Das hat es seit den Zeiten des Shuttles nicht mehr gegeben: Eine "flugerprobte"  Falcon 9 brachte am 14. Dezember eine Nutzlast in den Orbit, die ihrerseits bereits einen Weltraumeinsatz hinter sich gebracht hatte. Der Begriff "flugerprobt" stammt von SpaceX und bezeichnet Erststufen der Falcon 9, die bereits eine Mission absolviert haben. Bei der ISS-Nachschubmission CRS-13 brachte die selbe Falcon 9-Erststufe, mit der im  Juni bereits den Flug CRS-11 auf den Weg gebracht worden war, nun eine Raumkapsel in den Orbit, die bereits im April 2015 eine Nachschubmission (CRS-6) durchgeführt hatte, und damals 37 Tage im Orbit verbracht hatte. Lediglich der "Trunk", die zylindrische Verlängerung der Kapsel und der Hitzeschild sind neu.

Der Dragon bringt 2.205 Kilogramm an Nachschubgütern, Ausrüstung und Experimenten zur Internationalen Raumstation. 1.560 Kilogramm befinden sich im druckbelüfteten Inneren der Kapsel, 645 Kilogramm werden in Form zweier Experimente im Trunk mitgeführt. Eines davon ist der so genannte "Space Debris Sensor" (SDS). Mit ihm soll untersucht werden, welchen Partikeleinschlägen, herab bis zu einer Größe von nur 50 Mikron, die ISS ausgesetzt ist.
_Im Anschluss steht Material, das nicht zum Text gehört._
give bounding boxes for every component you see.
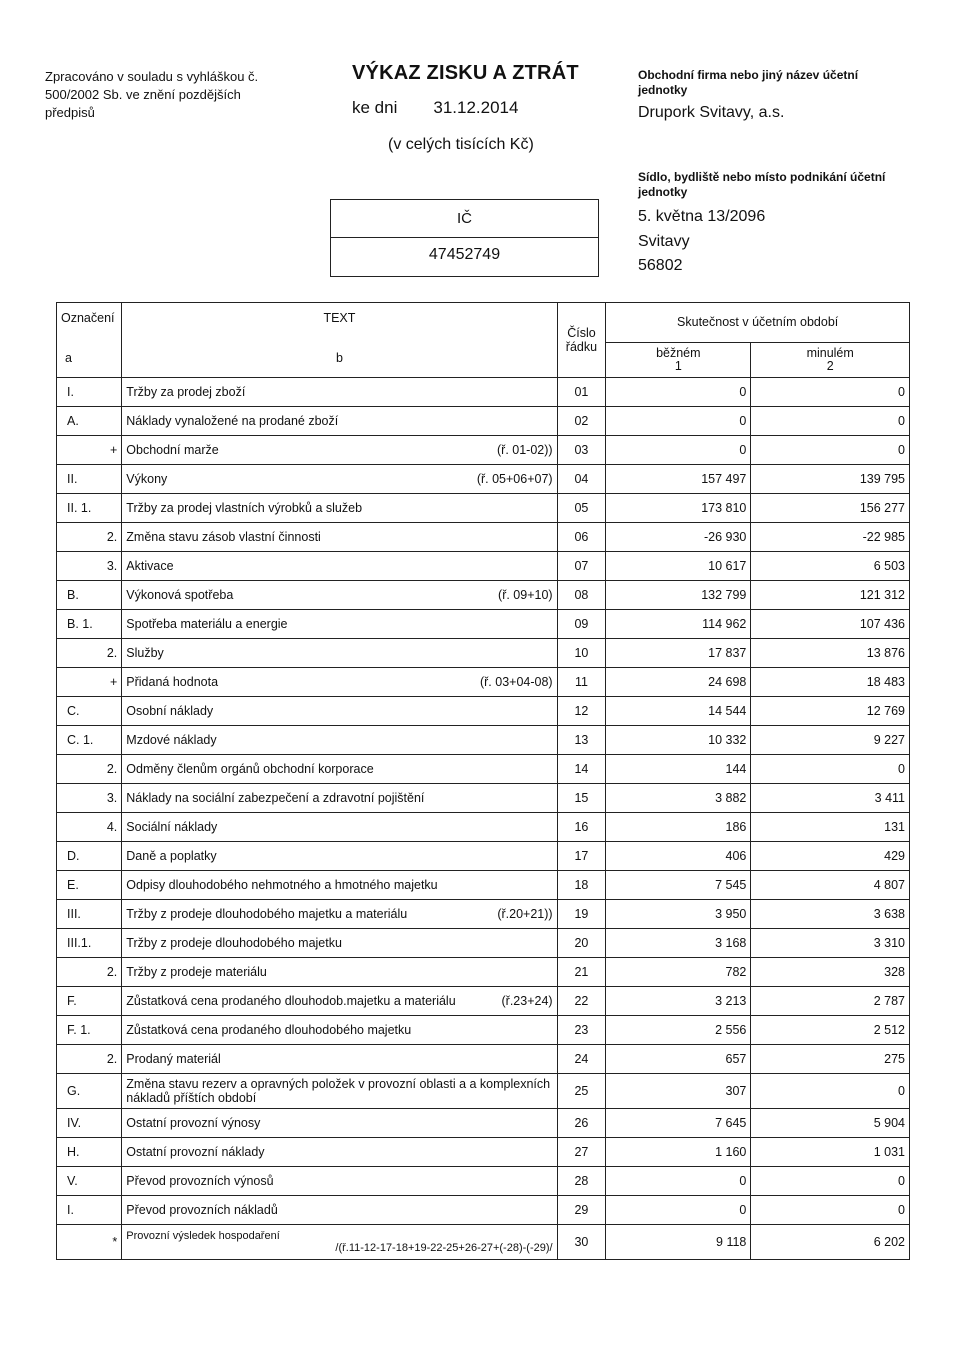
row-current-value: 10 332 [606,726,751,755]
row-current-value: 14 544 [606,697,751,726]
row-current-value: 406 [606,842,751,871]
row-number: 10 [557,639,606,668]
row-number: 22 [557,987,606,1016]
row-text: Sociální náklady [126,820,218,834]
row-oznaceni: F. [57,987,122,1016]
row-number: 09 [557,610,606,639]
row-oznaceni: * [57,1225,122,1260]
row-text: Daně a poplatky [126,849,217,863]
row-previous-value: 6 503 [751,552,910,581]
row-text-cell [122,407,557,436]
row-text: Zůstatková cena prodaného dlouhodobého majetku [126,1023,412,1037]
row-current-value: 0 [606,378,751,407]
table-row [57,378,910,407]
seat-label: Sídlo, bydliště nebo místo podnikání účetní jednotky [638,170,886,199]
row-text-cell [122,639,557,668]
table-row [57,494,910,523]
row-previous-value: 0 [751,1196,910,1225]
row-previous-value: 3 411 [751,784,910,813]
row-text: Mzdové náklady [126,733,217,747]
row-previous-value: 18 483 [751,668,910,697]
row-current-value: 10 617 [606,552,751,581]
row-previous-value: 156 277 [751,494,910,523]
row-previous-value: 9 227 [751,726,910,755]
table-row [57,1225,910,1260]
table-row [57,697,910,726]
row-text-cell [122,1074,557,1109]
row-oznaceni: F. 1. [57,1016,122,1045]
row-number: 11 [557,668,606,697]
table-row [57,1045,910,1074]
row-text: Aktivace [126,559,174,573]
row-current-value: 0 [606,1167,751,1196]
row-text-cell [122,610,557,639]
row-oznaceni: 3. [57,552,122,581]
row-previous-value: 0 [751,1074,910,1109]
row-previous-value: 275 [751,1045,910,1074]
row-text-cell [122,900,557,929]
row-text: Provozní výsledek hospodaření [126,1230,280,1242]
row-oznaceni: I. [57,378,122,407]
row-number: 15 [557,784,606,813]
row-current-value: 0 [606,407,751,436]
row-previous-value: 2 512 [751,1016,910,1045]
firm-name: Drupork Svitavy, a.s. [638,104,785,121]
row-text: Zůstatková cena prodaného dlouhodob.majetku a materiálu [126,994,456,1008]
row-oznaceni: C. 1. [57,726,122,755]
row-text-cell [122,668,557,697]
row-oznaceni: B. 1. [57,610,122,639]
row-text: Převod provozních nákladů [126,1203,278,1217]
row-oznaceni: 2. [57,958,122,987]
row-text: Prodaný materiál [126,1052,221,1066]
table-row [57,755,910,784]
row-text-cell [122,1167,557,1196]
row-oznaceni: IV. [57,1109,122,1138]
row-previous-value: 0 [751,407,910,436]
header-minulem [751,342,910,377]
table-row [57,900,910,929]
row-text: Tržby z prodeje materiálu [126,965,267,979]
row-oznaceni: 3. [57,784,122,813]
row-oznaceni: III.1. [57,929,122,958]
row-current-value: 3 168 [606,929,751,958]
row-text-cell [122,871,557,900]
ic-value: 47452749 [428,246,501,263]
row-formula: (ř. 01-02)) [497,443,553,457]
row-number: 04 [557,465,606,494]
row-previous-value: 5 904 [751,1109,910,1138]
header-row [57,303,910,343]
row-number: 21 [557,958,606,987]
header-skutecnost: Skutečnost v účetním období [606,303,910,343]
row-number: 18 [557,871,606,900]
row-previous-value: 0 [751,378,910,407]
row-oznaceni: + [57,668,122,697]
row-text: Odměny členům orgánů obchodní korporace [126,762,374,776]
row-text: Náklady vynaložené na prodané zboží [126,414,339,428]
row-current-value: 144 [606,755,751,784]
row-number: 06 [557,523,606,552]
seat-zip: 56802 [638,257,683,274]
row-text-cell [122,465,557,494]
row-oznaceni: A. [57,407,122,436]
row-previous-value: 0 [751,1167,910,1196]
row-number: 07 [557,552,606,581]
row-number: 14 [557,755,606,784]
row-number: 29 [557,1196,606,1225]
row-current-value: 114 962 [606,610,751,639]
table-row [57,1167,910,1196]
table-row [57,1138,910,1167]
row-oznaceni: C. [57,697,122,726]
row-formula: /(ř.11-12-17-18+19-22-25+26-27+(-28)-(-29)/ [335,1242,553,1254]
row-text: Ostatní provozní náklady [126,1145,265,1159]
seat-street: 5. května 13/2096 [638,208,766,225]
row-text: Změna stavu rezerv a opravných položek v provozní oblasti a a komplexních nákladů příštích období [126,1077,551,1105]
row-text-cell [122,1109,557,1138]
row-oznaceni: III. [57,900,122,929]
row-text-cell [122,1045,557,1074]
table-row [57,842,910,871]
row-previous-value: 2 787 [751,987,910,1016]
row-text-cell [122,523,557,552]
row-text-cell [122,813,557,842]
row-formula: (ř.23+24) [501,994,553,1008]
row-current-value: 1 160 [606,1138,751,1167]
row-previous-value: 429 [751,842,910,871]
row-oznaceni: 2. [57,523,122,552]
row-text: Přidaná hodnota [126,675,219,689]
row-number: 02 [557,407,606,436]
ic-label: IČ [457,210,472,227]
report-title: VÝKAZ ZISKU A ZTRÁT [352,62,579,84]
row-number: 03 [557,436,606,465]
row-text-cell [122,552,557,581]
row-text-cell [122,1138,557,1167]
row-number: 01 [557,378,606,407]
table-row [57,581,910,610]
date-label: ke dni [352,98,398,117]
firm-label: Obchodní firma nebo jiný název účetní jednotky [638,68,859,97]
row-previous-value: 131 [751,813,910,842]
row-oznaceni: I. [57,1196,122,1225]
row-oznaceni: 2. [57,755,122,784]
row-oznaceni: H. [57,1138,122,1167]
row-number: 28 [557,1167,606,1196]
row-current-value: 173 810 [606,494,751,523]
table-row [57,1074,910,1109]
row-number: 23 [557,1016,606,1045]
row-text: Výkonová spotřeba [126,588,234,602]
sub-2-label: 2 [826,358,834,373]
row-number: 16 [557,813,606,842]
row-previous-value: 3 638 [751,900,910,929]
row-text: Služby [126,646,164,660]
row-oznaceni: E. [57,871,122,900]
row-number: 13 [557,726,606,755]
row-previous-value: 0 [751,436,910,465]
row-text-cell [122,494,557,523]
row-oznaceni: G. [57,1074,122,1109]
header-text [122,303,557,378]
row-formula: (ř. 05+06+07) [476,472,553,486]
row-number: 08 [557,581,606,610]
table-row [57,523,910,552]
table-row [57,726,910,755]
row-number: 25 [557,1074,606,1109]
legal-note: Zpracováno v souladu s vyhláškou č. 500/2002 Sb. ve znění pozdějších předpisů [45,69,259,120]
row-current-value: 7 545 [606,871,751,900]
row-text: Osobní náklady [126,704,214,718]
row-current-value: 3 950 [606,900,751,929]
row-number: 05 [557,494,606,523]
row-previous-value: 328 [751,958,910,987]
row-text-cell [122,784,557,813]
row-number: 17 [557,842,606,871]
row-current-value: 24 698 [606,668,751,697]
row-number: 26 [557,1109,606,1138]
table-row [57,871,910,900]
row-text-cell [122,1196,557,1225]
row-previous-value: 13 876 [751,639,910,668]
row-previous-value: 3 310 [751,929,910,958]
row-text: Tržby za prodej vlastních výrobků a služeb [126,501,363,515]
row-number: 30 [557,1225,606,1260]
report-date [352,98,518,118]
row-oznaceni: D. [57,842,122,871]
seat-city: Svitavy [638,233,690,250]
row-previous-value: 0 [751,755,910,784]
row-text-cell [122,755,557,784]
ic-divider [331,237,598,238]
row-text-cell [122,958,557,987]
row-text: Náklady na sociální zabezpečení a zdravotní pojištění [126,791,425,805]
row-text: Tržby za prodej zboží [126,385,246,399]
row-current-value: -26 930 [606,523,751,552]
row-text: Tržby z prodeje dlouhodobého majetku [126,936,342,950]
table-row [57,639,910,668]
row-current-value: 186 [606,813,751,842]
row-current-value: 0 [606,436,751,465]
row-previous-value: -22 985 [751,523,910,552]
row-current-value: 2 556 [606,1016,751,1045]
table-row [57,436,910,465]
row-text: Spotřeba materiálu a energie [126,617,288,631]
row-number: 24 [557,1045,606,1074]
table-row [57,929,910,958]
row-text-cell [122,697,557,726]
row-formula: (ř. 03+04-08) [479,675,553,689]
sub-a-label: a [65,351,72,365]
row-oznaceni: II. [57,465,122,494]
table-row [57,465,910,494]
table-row [57,1196,910,1225]
table-row [57,784,910,813]
row-previous-value: 1 031 [751,1138,910,1167]
row-number: 19 [557,900,606,929]
minulem-label: minulém [806,345,854,360]
row-current-value: 782 [606,958,751,987]
row-text-cell [122,842,557,871]
row-current-value: 17 837 [606,639,751,668]
row-formula: (ř. 09+10) [498,588,553,602]
text-label: TEXT [323,311,356,325]
table-row [57,1016,910,1045]
row-text-cell [122,1016,557,1045]
income-statement-table [56,302,910,1260]
row-text-cell [122,1225,557,1260]
table-row [57,958,910,987]
oznaceni-label: Označení [61,311,115,325]
row-previous-value: 12 769 [751,697,910,726]
header-oznaceni [57,303,122,378]
ic-box [330,199,599,277]
row-previous-value: 107 436 [751,610,910,639]
table-row [57,668,910,697]
row-current-value: 9 118 [606,1225,751,1260]
row-previous-value: 4 807 [751,871,910,900]
beznem-label: běžném [656,345,701,360]
row-oznaceni: + [57,436,122,465]
row-text-cell [122,726,557,755]
row-current-value: 7 645 [606,1109,751,1138]
row-previous-value: 139 795 [751,465,910,494]
row-text-cell [122,929,557,958]
row-oznaceni: 4. [57,813,122,842]
row-previous-value: 121 312 [751,581,910,610]
row-text-cell [122,378,557,407]
header-beznem [606,342,751,377]
row-current-value: 157 497 [606,465,751,494]
row-text: Odpisy dlouhodobého nehmotného a hmotného majetku [126,878,438,892]
row-number: 20 [557,929,606,958]
row-text: Ostatní provozní výnosy [126,1116,261,1130]
row-current-value: 307 [606,1074,751,1109]
date-value: 31.12.2014 [433,98,519,117]
row-formula: (ř.20+21)) [497,907,553,921]
row-text: Změna stavu zásob vlastní činnosti [126,530,321,544]
row-text-cell [122,581,557,610]
row-oznaceni: II. 1. [57,494,122,523]
units-note: (v celých tisících Kč) [388,136,534,153]
row-text: Převod provozních výnosů [126,1174,274,1188]
row-text: Obchodní marže [126,443,219,457]
row-text-cell [122,987,557,1016]
row-current-value: 132 799 [606,581,751,610]
sub-b-label: b [335,351,343,365]
row-current-value: 0 [606,1196,751,1225]
row-oznaceni: 2. [57,639,122,668]
row-current-value: 3 213 [606,987,751,1016]
table-row [57,407,910,436]
table-row [57,1109,910,1138]
row-text: Výkony [126,472,168,486]
header-cislo: Číslo řádku [557,303,606,378]
row-text: Tržby z prodeje dlouhodobého majetku a materiálu [126,907,408,921]
row-current-value: 657 [606,1045,751,1074]
row-oznaceni: V. [57,1167,122,1196]
row-oznaceni: 2. [57,1045,122,1074]
row-oznaceni: B. [57,581,122,610]
table-row [57,813,910,842]
row-current-value: 3 882 [606,784,751,813]
table-row [57,987,910,1016]
sub-1-label: 1 [674,358,682,373]
row-number: 27 [557,1138,606,1167]
row-previous-value: 6 202 [751,1225,910,1260]
table-row [57,552,910,581]
row-text-cell [122,436,557,465]
table-row [57,610,910,639]
row-number: 12 [557,697,606,726]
Das andere Experiment, mit der Bezeichnung "Total Solar Irradiance" oder kurz TSI misst den Energieeintrag den die Sonne liefert unter Berücksichtigung der speziellen Wellenlängen, über der diese Energien transportiert wird.

Mit einer Zeitspanne von 46 Tagen seit dem letzten Start (Koreasat 5A am 30. Oktober) war dies der längste Zeitabstand zwischen zwei SpaceX-Missionen in diesem Jahr, ein Beleg für die hohe Startkadenz, die das Unternehmen in diesem Jahr durchhält. Es hat heuer auch schon drei Starts in nur einer einzigen Woche gegeben.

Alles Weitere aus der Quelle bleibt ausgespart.